Un tasso così elevato non si era mai visto. Un commento ai dati Istat, relativi a maggio 2012, resi noti oggi
di Andrea CASAVECCHIA
L’Istat notifica nella sua rilevazione mensile di maggio 2012 che la disoccupazione giovanile arriva al 36,2%. Un tasso di disoccupazione a trenta giorni così alto, tra i quindici-ventiquattrenni, non si era mai visto.
Già gli esperti commentano della carenza formativa soprattutto nell’incapacità di connettere sistema d’istruzione e sistema aziendale, una peculiarità italiana. Altri parleranno di scarsa accessibilità del lavoro. Altri di scarsa disponibilità dei giovani a impegnarsi. Forse ognuna delle dichiarazioni svela un tratto di realtà.
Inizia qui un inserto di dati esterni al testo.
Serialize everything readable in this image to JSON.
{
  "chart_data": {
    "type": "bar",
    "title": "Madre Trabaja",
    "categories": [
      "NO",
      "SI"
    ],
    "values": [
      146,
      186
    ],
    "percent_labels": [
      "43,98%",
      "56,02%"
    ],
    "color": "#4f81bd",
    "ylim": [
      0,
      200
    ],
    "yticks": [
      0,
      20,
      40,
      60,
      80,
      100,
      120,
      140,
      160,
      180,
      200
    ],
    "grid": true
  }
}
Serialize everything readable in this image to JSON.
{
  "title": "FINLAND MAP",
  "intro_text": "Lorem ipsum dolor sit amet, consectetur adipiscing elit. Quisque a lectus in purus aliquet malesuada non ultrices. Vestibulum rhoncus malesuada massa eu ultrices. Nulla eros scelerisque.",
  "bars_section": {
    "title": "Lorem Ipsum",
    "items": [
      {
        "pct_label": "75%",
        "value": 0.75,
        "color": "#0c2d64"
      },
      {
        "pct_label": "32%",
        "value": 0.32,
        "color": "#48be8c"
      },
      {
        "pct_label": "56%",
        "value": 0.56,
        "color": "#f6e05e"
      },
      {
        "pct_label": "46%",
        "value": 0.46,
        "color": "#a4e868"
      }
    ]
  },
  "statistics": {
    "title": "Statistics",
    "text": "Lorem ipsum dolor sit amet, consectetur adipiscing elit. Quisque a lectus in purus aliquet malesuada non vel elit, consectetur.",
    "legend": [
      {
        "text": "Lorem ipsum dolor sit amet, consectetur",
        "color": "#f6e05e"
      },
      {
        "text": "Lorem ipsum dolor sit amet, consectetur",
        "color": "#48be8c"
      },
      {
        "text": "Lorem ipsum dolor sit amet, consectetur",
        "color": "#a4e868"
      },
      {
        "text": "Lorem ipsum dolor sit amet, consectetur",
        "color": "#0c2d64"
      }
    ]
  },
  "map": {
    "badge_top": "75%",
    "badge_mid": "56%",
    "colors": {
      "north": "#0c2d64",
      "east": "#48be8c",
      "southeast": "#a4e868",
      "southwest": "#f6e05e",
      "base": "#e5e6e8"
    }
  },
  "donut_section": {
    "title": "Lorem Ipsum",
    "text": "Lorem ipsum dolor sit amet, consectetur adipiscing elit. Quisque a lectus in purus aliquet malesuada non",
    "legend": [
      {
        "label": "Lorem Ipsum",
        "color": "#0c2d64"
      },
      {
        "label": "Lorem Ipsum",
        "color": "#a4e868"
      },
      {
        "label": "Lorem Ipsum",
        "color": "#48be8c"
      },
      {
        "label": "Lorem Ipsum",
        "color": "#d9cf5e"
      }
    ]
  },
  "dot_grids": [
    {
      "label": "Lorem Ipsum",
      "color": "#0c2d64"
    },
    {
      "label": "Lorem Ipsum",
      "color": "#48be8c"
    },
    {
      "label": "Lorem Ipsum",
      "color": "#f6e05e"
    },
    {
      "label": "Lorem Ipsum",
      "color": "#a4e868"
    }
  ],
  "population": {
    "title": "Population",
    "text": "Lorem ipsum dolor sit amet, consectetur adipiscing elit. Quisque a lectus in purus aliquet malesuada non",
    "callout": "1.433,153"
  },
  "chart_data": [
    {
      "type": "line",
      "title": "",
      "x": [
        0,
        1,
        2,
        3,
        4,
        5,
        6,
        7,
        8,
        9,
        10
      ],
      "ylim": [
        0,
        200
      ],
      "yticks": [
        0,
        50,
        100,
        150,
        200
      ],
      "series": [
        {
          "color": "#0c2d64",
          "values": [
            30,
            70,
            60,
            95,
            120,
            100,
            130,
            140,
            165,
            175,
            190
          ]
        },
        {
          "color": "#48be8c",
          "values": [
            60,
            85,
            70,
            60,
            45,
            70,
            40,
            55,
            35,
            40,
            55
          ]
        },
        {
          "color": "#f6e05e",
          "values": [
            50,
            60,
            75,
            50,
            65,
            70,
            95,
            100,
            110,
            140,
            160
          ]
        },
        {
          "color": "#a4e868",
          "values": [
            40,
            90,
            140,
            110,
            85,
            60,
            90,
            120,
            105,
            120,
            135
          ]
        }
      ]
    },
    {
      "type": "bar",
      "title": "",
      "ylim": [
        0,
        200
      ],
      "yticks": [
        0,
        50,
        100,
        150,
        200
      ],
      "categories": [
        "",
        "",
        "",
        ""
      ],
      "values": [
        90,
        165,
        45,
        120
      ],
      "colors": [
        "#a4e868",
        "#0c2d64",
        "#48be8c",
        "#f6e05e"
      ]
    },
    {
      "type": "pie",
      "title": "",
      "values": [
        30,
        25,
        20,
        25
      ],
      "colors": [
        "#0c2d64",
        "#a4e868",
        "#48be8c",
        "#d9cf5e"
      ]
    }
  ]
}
Elsa Fornero, ministro del Lavoro, è stata criticata perché, poco tempo fa, dichiarava che il lavoro non è un diritto, si deve guadagnare, sudando. L’affermazione sarà anche stata fuori dalla cornice dei principi costituzionali, forse (a me hanno insegnato a inserire un’informazione nel contesto per comprenderla). Sicuramente anche qui c’è un tratto che coglie la realtà, molto più scomodo degli altri; così da diventare più scandaloso degli altri.
L’Italia non garantisce un lavoro. Sono troppi i cittadini a spasso. E sono troppi i cittadini che non hanno un lavoro dignitoso. Non si tratta di discutere sui contratti, che sono essenziali, ma sulle opportunità che un sistema concede. Queste opportunità sono estremamente povere, soprattutto per i giovani.
Non è corretto nascondersi dietro le analisi statistiche, che parlano di precari, di scoraggiati, di inoccupati. Conosco ragazzi che studiano di giorno e cercano di guadagnare qualcosa di notte, o viceversa, con lavoretti provvisori, rimediati, senza futuro e molto spesso senza contratto.
Sono stanco di sentire generalizzazioni sulla generazione di sfaticati o di mammoni. È vero, esistono e saranno pure una percentuale rilevante. Tuttavia, sono sempre meno di quelli che studiano, di quelli che lavorano o almeno ci provano e di quelli che cercano un’occupazione. Sono questi che fanno la storia di un Paese.
Vorrei vedere negli occhi di quei giovani che ogni giorno faticano, due volte quanto faticavo io alla loro età, nella speranza di un futuro migliore. Invece vedo in loro solo stanchezza e forse qualche volta indignazione, perché con il proprio guadagno non si acquista nemmeno autonomia nelle spese. Noi non riusciamo a garantire questa speranza.
Se il lavoro fosse un diritto, i giovani potrebbero iniziare a immaginarci sopra un percorso di vita personale, valutare concretamente le proprie aspirazioni e i propri desideri. Abbiamo legato il lavoro al posto fisso, ma non riusciamo più a legare il posto all’utilità, che non significa solamente profitto, ma anche crescita della società e delle persone che ne fanno parte.
Se il lavoro fosse un diritto, dovrebbe giustificarsi nella sua capacità di operare per il bene comune oltre che per il sostentamento privato. Invece siamo fermi a lavori sterili.
Allora, se non troviamo senso al nostro lavoro, il lavoro perde la sua potenzialità di diritto.